Prima di addentrarci nella diatriba sul caso di Yara Gambirasio e sulla colpa del muratore, vale la pena fare una rapida digressione sul funzionamento tecnico/scientifico del Test del DNA: il punto di partenza è sempre un campione (saliva, sangue, sperma, capelli e così via) della persona che si sta cercando. Dal campione si estrae il DNA con una serie di composti chimici e macchinari che viene poi – per renderlo più ‘lungo’ e semplice da usare – sequenziato: si ottiene così una serie di ‘basi’ nucleotidiche che sono in parte uguali tra tutti gli esseri della stessa specie (escluse ai fini delle indagini) e in parte ereditate dai genitori, identificative della discendenza di un individuo e unici per ognuno di noi, anche se fratelli gemelli.



Come si è arrivati a Massimo Bossetti con il Test del DNA

Per arrivare a Massimo Bossetti con il Test del DNA ci sono voluti – appunti – più di tre anni, nel corso dei quali gli inquirenti hanno condotto una serie di analisi a tutte le persone che in qualche modo potevano essere entrate in contatto con la ragazza: si arrivò a tre fratelli, con un genoma molto simile a quello trovato sugli slip di Yara, ma non probatoriamente identico. Così l’ipotesi degli inquirenti fu che tra ‘Ignoto 1’ – poi identificato come Massimo Bossetti – e i fratelli che fosse una parentela di sangue e con la riesumazione di loro padre, Giuseppe Guerinoni, ottennero con un altro Test del DNA una somiglianza ancora più lampante.



Dal padre sono risaliti poi ancora ad una donna di Terno d’Isola (che non ha mai confermato questa storia) con cui l’uomo avrebbe avuto una relazione in passato e un figlio – tecnicamente due gemelli – illegittimo. La maglia si è stretta rapidamente attorno a Massimo Bossetti, con un ultimo Test del DNA che ha confermato definitivamente una somiglianza (quasi, perché il campione raccolto su Yara non era puro, ma mischiato a quello della ragazza) del 100%.

I dubbi (e la verità scientifica) su Massimo Bossetti: perché si parla di DNA mitocondriale

Ma – quindi – perché c’è chi dubita dell’attendibilità del Test del DNA su Massimo Bossetti e, di conseguenza, sulla sua colpevolezza nel caso Gambirasio? È presto detto, ma dobbiamo tornare alle indagini, perché dopo essere risaliti al muratore dal padre, gli inquirenti hanno svolto un secondo test sul genoma ‘mitocondriale’, ottenendo un esito negativo. In altre parole, il campione di Ignoto 1 non corrisponderebbe a quello della sua presunta madre, aprendo in moltissimi al dubbio che forse non si tratti veramente di Massimo Bossetti.

Ora, facendo un passo indietro, è importante sottolineare due cose: la prima è che il cosiddetto DNA mitocondriale è ereditato da tutte le persone esclusivamente dalla madre; la seconda è che quasi mai vengono fatti Test forensi sul DNA materno, dato che quello ‘nucleare’ (ovvero ereditato da madre e padre) è ritenuto sufficientemente attendibile.
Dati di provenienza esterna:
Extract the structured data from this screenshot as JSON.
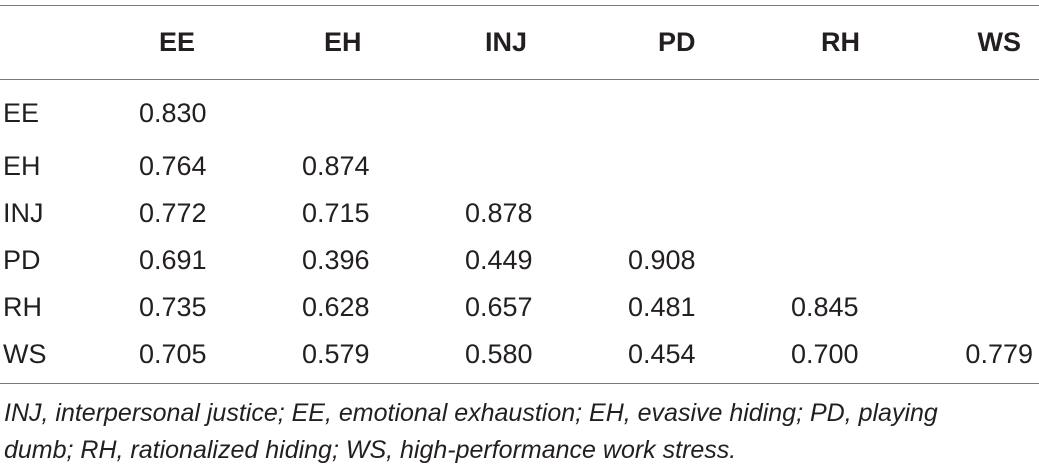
{
  "table": {
    "headers": [
      "",
      "EE",
      "EH",
      "INJ",
      "PD",
      "RH",
      "WS"
    ],
    "rows": [
      {
        "label": "EE",
        "values": [
          "0.830",
          "",
          "",
          "",
          "",
          ""
        ]
      },
      {
        "label": "EH",
        "values": [
          "0.764",
          "0.874",
          "",
          "",
          "",
          ""
        ]
      },
      {
        "label": "INJ",
        "values": [
          "0.772",
          "0.715",
          "0.878",
          "",
          "",
          ""
        ]
      },
      {
        "label": "PD",
        "values": [
          "0.691",
          "0.396",
          "0.449",
          "0.908",
          "",
          ""
        ]
      },
      {
        "label": "RH",
        "values": [
          "0.735",
          "0.628",
          "0.657",
          "0.481",
          "0.845",
          ""
        ]
      },
      {
        "label": "WS",
        "values": [
          "0.705",
          "0.579",
          "0.580",
          "0.454",
          "0.700",
          "0.779"
        ]
      }
    ]
  },
  "footnote": {
    "line1": "INJ, interpersonal justice; EE, emotional exhaustion; EH, evasive hiding; PD, playing",
    "line2": "dumb; RH, rationalized hiding; WS, high-performance work stress."
  }
}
Inoltre, è bene ricordare che la presunta madre di Massimo Bossetti ha sempre rifiutato di sottoporsi a qualsiasi nuovo Test del DNA e la corrispondenza tra i due non è mai stata verificata oltre che con il campione raccolto su Yara.
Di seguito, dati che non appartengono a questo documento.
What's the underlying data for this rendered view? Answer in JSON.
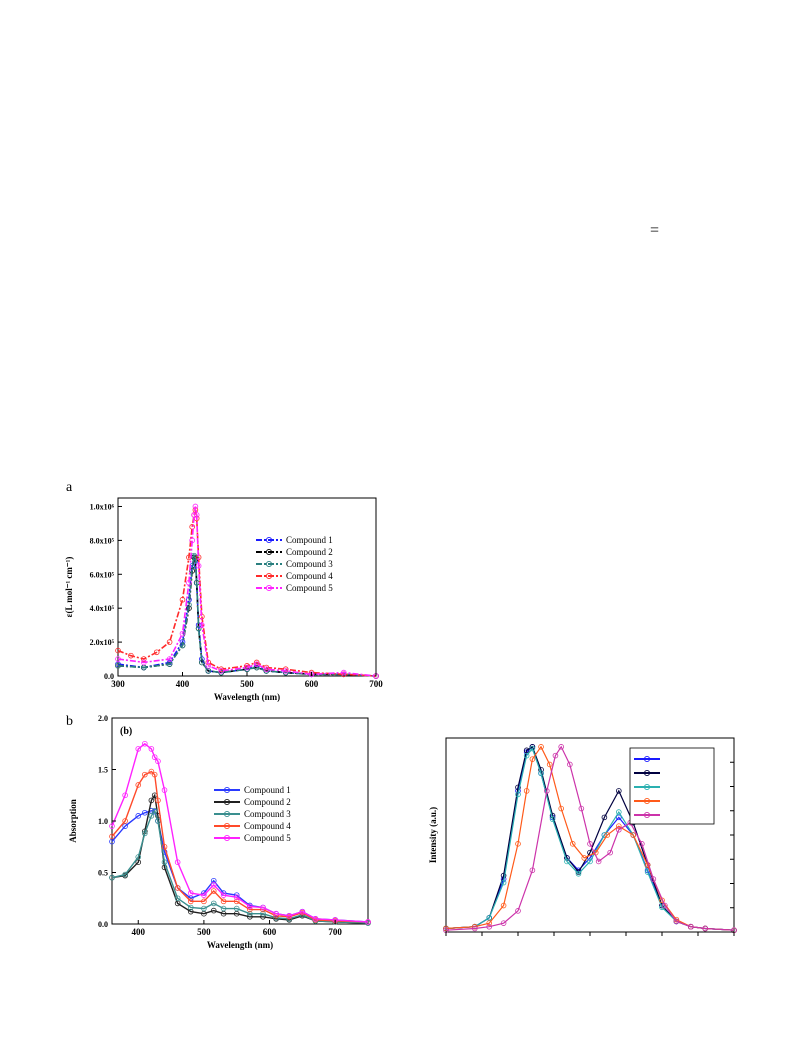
{
  "page": {
    "equals_sign": "="
  },
  "panel_letters": {
    "a": "a",
    "b": "b"
  },
  "chart_data": [
    {
      "id": "a",
      "type": "line",
      "title": "",
      "xlabel": "Wavelength (nm)",
      "ylabel": "ε(L mol⁻¹ cm⁻¹)",
      "xlim": [
        300,
        700
      ],
      "ylim": [
        0,
        1.05
      ],
      "x_ticks": [
        "300",
        "400",
        "500",
        "600",
        "700"
      ],
      "y_ticks": [
        "0.0",
        "2.0x10⁵",
        "4.0x10⁵",
        "6.0x10⁵",
        "8.0x10⁵",
        "1.0x10⁶"
      ],
      "grid": false,
      "legend_position": "center-right",
      "series": [
        {
          "name": "Compound 1",
          "color": "#1a1aff",
          "x": [
            300,
            340,
            380,
            400,
            410,
            415,
            418,
            420,
            422,
            425,
            430,
            440,
            460,
            500,
            515,
            530,
            560,
            600,
            650,
            700
          ],
          "y": [
            0.07,
            0.05,
            0.08,
            0.2,
            0.45,
            0.65,
            0.7,
            0.68,
            0.55,
            0.3,
            0.1,
            0.03,
            0.02,
            0.04,
            0.06,
            0.03,
            0.02,
            0.01,
            0.01,
            0.0
          ]
        },
        {
          "name": "Compound 2",
          "color": "#000000",
          "x": [
            300,
            340,
            380,
            400,
            410,
            415,
            418,
            420,
            422,
            425,
            430,
            440,
            460,
            500,
            515,
            530,
            560,
            600,
            650,
            700
          ],
          "y": [
            0.06,
            0.05,
            0.07,
            0.18,
            0.4,
            0.62,
            0.7,
            0.69,
            0.55,
            0.28,
            0.08,
            0.03,
            0.02,
            0.04,
            0.05,
            0.03,
            0.02,
            0.01,
            0.01,
            0.0
          ]
        },
        {
          "name": "Compound 3",
          "color": "#2a7f7f",
          "x": [
            300,
            340,
            380,
            400,
            410,
            415,
            418,
            420,
            422,
            425,
            430,
            440,
            460,
            500,
            515,
            530,
            560,
            600,
            650,
            700
          ],
          "y": [
            0.06,
            0.05,
            0.07,
            0.18,
            0.42,
            0.64,
            0.71,
            0.7,
            0.55,
            0.28,
            0.08,
            0.03,
            0.02,
            0.04,
            0.05,
            0.03,
            0.02,
            0.01,
            0.01,
            0.0
          ]
        },
        {
          "name": "Compound 4",
          "color": "#ff2a2a",
          "x": [
            300,
            320,
            340,
            360,
            380,
            400,
            410,
            415,
            418,
            420,
            422,
            425,
            430,
            440,
            460,
            500,
            515,
            530,
            560,
            600,
            650,
            700
          ],
          "y": [
            0.15,
            0.12,
            0.1,
            0.14,
            0.2,
            0.45,
            0.7,
            0.88,
            0.95,
            0.98,
            0.93,
            0.7,
            0.35,
            0.08,
            0.04,
            0.06,
            0.08,
            0.05,
            0.04,
            0.02,
            0.01,
            0.0
          ]
        },
        {
          "name": "Compound 5",
          "color": "#ff22ff",
          "x": [
            300,
            340,
            380,
            400,
            410,
            415,
            418,
            420,
            422,
            425,
            430,
            440,
            460,
            500,
            515,
            530,
            560,
            600,
            650,
            700
          ],
          "y": [
            0.1,
            0.08,
            0.1,
            0.25,
            0.55,
            0.8,
            0.95,
            1.0,
            0.95,
            0.65,
            0.3,
            0.06,
            0.03,
            0.05,
            0.07,
            0.04,
            0.03,
            0.01,
            0.02,
            0.0
          ]
        }
      ]
    },
    {
      "id": "b",
      "type": "line",
      "title": "(b)",
      "xlabel": "Wavelength (nm)",
      "ylabel": "Absorption",
      "xlim": [
        360,
        750
      ],
      "ylim": [
        0,
        2.0
      ],
      "x_ticks": [
        "400",
        "500",
        "600",
        "700"
      ],
      "y_ticks": [
        "0.0",
        "0.5",
        "1.0",
        "1.5",
        "2.0"
      ],
      "grid": false,
      "legend_position": "center-right",
      "series": [
        {
          "name": "Compound 1",
          "color": "#2a3aff",
          "x": [
            360,
            380,
            400,
            410,
            420,
            425,
            430,
            440,
            460,
            480,
            500,
            515,
            530,
            550,
            570,
            590,
            610,
            630,
            650,
            670,
            700,
            750
          ],
          "y": [
            0.8,
            0.95,
            1.05,
            1.08,
            1.1,
            1.09,
            1.0,
            0.7,
            0.35,
            0.25,
            0.3,
            0.42,
            0.3,
            0.28,
            0.18,
            0.16,
            0.1,
            0.08,
            0.12,
            0.05,
            0.04,
            0.02
          ]
        },
        {
          "name": "Compound 2",
          "color": "#202020",
          "x": [
            360,
            380,
            400,
            410,
            420,
            425,
            430,
            440,
            460,
            480,
            500,
            515,
            530,
            550,
            570,
            590,
            610,
            630,
            650,
            670,
            700,
            750
          ],
          "y": [
            0.45,
            0.47,
            0.6,
            0.9,
            1.2,
            1.25,
            1.05,
            0.55,
            0.2,
            0.12,
            0.1,
            0.13,
            0.1,
            0.1,
            0.07,
            0.07,
            0.05,
            0.04,
            0.08,
            0.03,
            0.02,
            0.01
          ]
        },
        {
          "name": "Compound 3",
          "color": "#3a8f8f",
          "x": [
            360,
            380,
            400,
            410,
            420,
            425,
            430,
            440,
            460,
            480,
            500,
            515,
            530,
            550,
            570,
            590,
            610,
            630,
            650,
            670,
            700,
            750
          ],
          "y": [
            0.45,
            0.48,
            0.65,
            0.88,
            1.05,
            1.1,
            1.0,
            0.6,
            0.25,
            0.16,
            0.15,
            0.2,
            0.15,
            0.15,
            0.1,
            0.1,
            0.06,
            0.05,
            0.09,
            0.03,
            0.02,
            0.01
          ]
        },
        {
          "name": "Compound 4",
          "color": "#ff4a2a",
          "x": [
            360,
            380,
            400,
            410,
            420,
            425,
            430,
            440,
            460,
            480,
            500,
            515,
            530,
            550,
            570,
            590,
            610,
            630,
            650,
            670,
            700,
            750
          ],
          "y": [
            0.85,
            1.0,
            1.35,
            1.45,
            1.48,
            1.45,
            1.2,
            0.75,
            0.35,
            0.22,
            0.22,
            0.32,
            0.22,
            0.22,
            0.14,
            0.14,
            0.08,
            0.07,
            0.11,
            0.04,
            0.03,
            0.02
          ]
        },
        {
          "name": "Compound 5",
          "color": "#ff22ff",
          "x": [
            360,
            380,
            400,
            410,
            420,
            425,
            430,
            440,
            460,
            480,
            500,
            515,
            530,
            550,
            570,
            590,
            610,
            630,
            650,
            670,
            700,
            750
          ],
          "y": [
            0.95,
            1.25,
            1.7,
            1.75,
            1.7,
            1.62,
            1.58,
            1.3,
            0.6,
            0.3,
            0.28,
            0.38,
            0.28,
            0.26,
            0.17,
            0.16,
            0.1,
            0.08,
            0.12,
            0.05,
            0.04,
            0.02
          ]
        }
      ]
    },
    {
      "id": "c",
      "type": "line",
      "title": "",
      "xlabel": "",
      "ylabel": "Intensity (a.u.)",
      "xlim": [
        0,
        10
      ],
      "ylim": [
        0,
        1.1
      ],
      "x_ticks": [],
      "y_ticks": [],
      "grid": false,
      "legend_position": "top-right",
      "series": [
        {
          "color": "#1a1aff",
          "x": [
            0,
            1,
            1.5,
            2,
            2.5,
            2.8,
            3.0,
            3.3,
            3.7,
            4.2,
            4.6,
            5.0,
            5.5,
            6.0,
            6.5,
            7.0,
            7.5,
            8.0,
            8.5,
            9.0,
            10
          ],
          "y": [
            0.02,
            0.03,
            0.08,
            0.3,
            0.8,
            1.02,
            1.05,
            0.9,
            0.65,
            0.42,
            0.35,
            0.42,
            0.55,
            0.65,
            0.55,
            0.35,
            0.15,
            0.06,
            0.03,
            0.02,
            0.01
          ]
        },
        {
          "color": "#000040",
          "x": [
            0,
            1,
            1.5,
            2,
            2.5,
            2.8,
            3.0,
            3.3,
            3.7,
            4.2,
            4.6,
            5.0,
            5.5,
            6.0,
            6.5,
            7.0,
            7.5,
            8.0,
            8.5,
            9.0,
            10
          ],
          "y": [
            0.02,
            0.03,
            0.08,
            0.32,
            0.82,
            1.03,
            1.05,
            0.92,
            0.66,
            0.42,
            0.34,
            0.45,
            0.65,
            0.8,
            0.62,
            0.38,
            0.15,
            0.06,
            0.03,
            0.02,
            0.01
          ]
        },
        {
          "color": "#2ab0b0",
          "x": [
            0,
            1,
            1.5,
            2,
            2.5,
            2.8,
            3.0,
            3.3,
            3.7,
            4.2,
            4.6,
            5.0,
            5.5,
            6.0,
            6.5,
            7.0,
            7.5,
            8.0,
            8.5,
            9.0,
            10
          ],
          "y": [
            0.02,
            0.03,
            0.08,
            0.28,
            0.78,
            1.0,
            1.04,
            0.9,
            0.64,
            0.4,
            0.33,
            0.4,
            0.55,
            0.68,
            0.55,
            0.34,
            0.14,
            0.06,
            0.03,
            0.02,
            0.01
          ]
        },
        {
          "color": "#ff5a1a",
          "x": [
            0,
            1,
            1.5,
            2,
            2.5,
            2.8,
            3.0,
            3.3,
            3.6,
            4.0,
            4.4,
            4.8,
            5.2,
            5.6,
            6.0,
            6.5,
            7.0,
            7.5,
            8.0,
            8.5,
            9.0,
            10
          ],
          "y": [
            0.02,
            0.03,
            0.05,
            0.15,
            0.5,
            0.8,
            0.98,
            1.05,
            0.95,
            0.7,
            0.5,
            0.42,
            0.45,
            0.55,
            0.6,
            0.55,
            0.38,
            0.18,
            0.07,
            0.03,
            0.02,
            0.01
          ]
        },
        {
          "color": "#cc33aa",
          "x": [
            0,
            1,
            1.5,
            2,
            2.5,
            3.0,
            3.5,
            3.8,
            4.0,
            4.3,
            4.7,
            5.0,
            5.3,
            5.7,
            6.0,
            6.4,
            6.8,
            7.2,
            7.6,
            8.0,
            8.5,
            9.0,
            10
          ],
          "y": [
            0.01,
            0.02,
            0.03,
            0.05,
            0.12,
            0.35,
            0.8,
            1.0,
            1.05,
            0.95,
            0.7,
            0.5,
            0.4,
            0.45,
            0.58,
            0.62,
            0.5,
            0.3,
            0.15,
            0.06,
            0.03,
            0.02,
            0.01
          ]
        }
      ]
    }
  ]
}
Un punto – quest’ultimo – che è molto importante perché la ragione per cui i medici legali non usano quasi mai il DNA mitocondriale è legato anche alla sua resistenza: il genoma nucleare, infatti, non si degrada neppure a distanza di mesi, mentre a quello mitocondriale bastano pochi giorni e il corpo della ragazza fu trovato solamente tre mesi dopo la scomparsa, abbandonato in balia delle intemperie.